12. The method of claim 10, wherein the sample retrieval object and the sample target object each belong to different data modalities;

inputting the initial semantic features of the sample retrieval object into the semantic generation model, and generating a first prediction semantic feature set of the sample retrieval object, including:

based on a preset projection strategy, projecting the initial semantic features of the sample retrieval object to a preset vector space corresponding to the preset projection strategy to obtain first sample projection features of the sample retrieval object; inputting the first sample projection feature into the semantic generation model to generate a first prediction semantic feature set of the sample retrieval object;

the step of inputting the initial semantic features of each sample target object into the semantic generation model to generate a second prediction semantic feature set corresponding to each sample target object includes:

based on the preset projection strategy, projecting the initial semantic features of each sample target object to the preset vector space to obtain second sample projection features of each sample target object; inputting the second sample projection feature of each sample target object into the semantic generation model respectively, and generating a second prediction semantic feature set corresponding to each sample target object;

the method further comprises the following steps:

and training the preset projection strategy based on the loss value.

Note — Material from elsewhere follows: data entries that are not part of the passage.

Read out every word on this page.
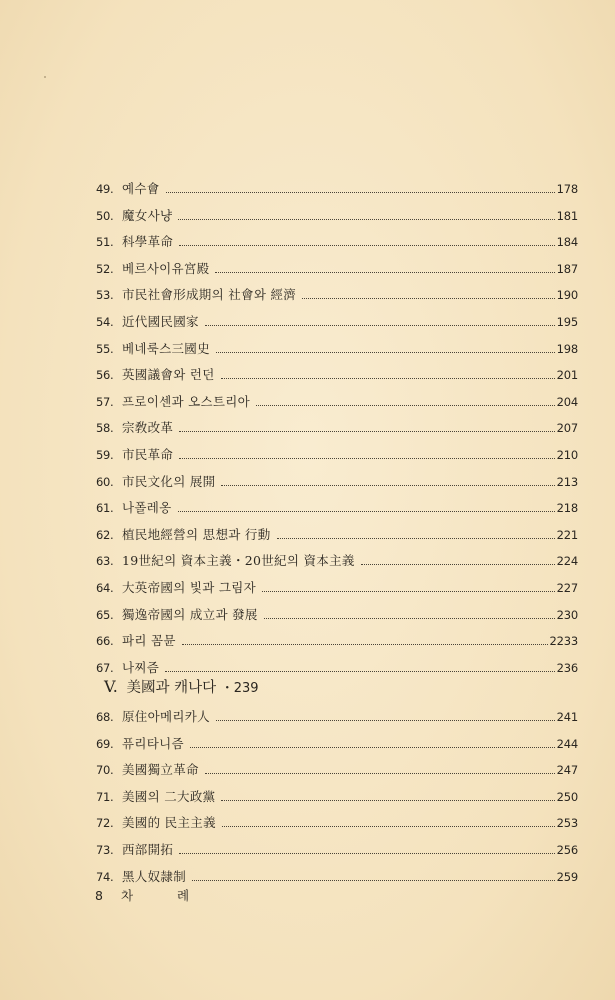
49. 예수會	178
50. 魔女사냥	181
51. 科學革命	184
52. 베르사이유宮殿	187
53. 市民社會形成期의 社會와 經濟	190
54. 近代國民國家	195
55. 베네룩스三國史	198
56. 英國議會와 런던	201
57. 프로이센과 오스트리아	204
58. 宗敎改革	207
59. 市民革命	210
60. 市民文化의 展開	213
61. 나폴레옹	218
62. 植民地經營의 思想과 行動	221
63. 19世紀의 資本主義・20世紀의 資本主義	224
64. 大英帝國의 빛과 그림자	227
65. 獨逸帝國의 成立과 發展	230
66. 파리 꼼뮨	2233
67. 나찌즘	236
V. 美國과 캐나다 ・239
68. 原住아메리카人	241
69. 퓨리타니즘	244
70. 美國獨立革命	247
71. 美國의 二大政黨	250
72. 美國的 民主主義	253
73. 西部開拓	256
74. 黑人奴隷制	259
8 차 례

13. A retrieval apparatus, characterized in that the apparatus comprises:

the initial semantic feature extraction module is used for obtaining a retrieval object and extracting initial semantic features of the retrieval object;

a semantic feature set generating module, configured to generate a semantic feature set of the search object according to the initial semantic features of the search object, and further configured to generate a semantic feature set corresponding to each target object according to the initial semantic features of each target object in N target objects, where N is an integer greater than 1;

the matching degree determining module is used for determining the matching degree of each target object and the retrieval object according to the semantic feature set of each target object and the semantic feature set of the retrieval object;

and the retrieval result determining module is used for determining the target object serving as the retrieval result from the N target objects according to the matching degree of each target object and the retrieval object.

14. An electronic device comprising a processor and a memory; one or more programs are stored in the memory and configured to be executed by the processor to implement the method of any of claims 1-12.

15. A computer-readable storage medium, having program code stored therein, wherein the program code when executed by a processor performs the method of any of claims 1-12.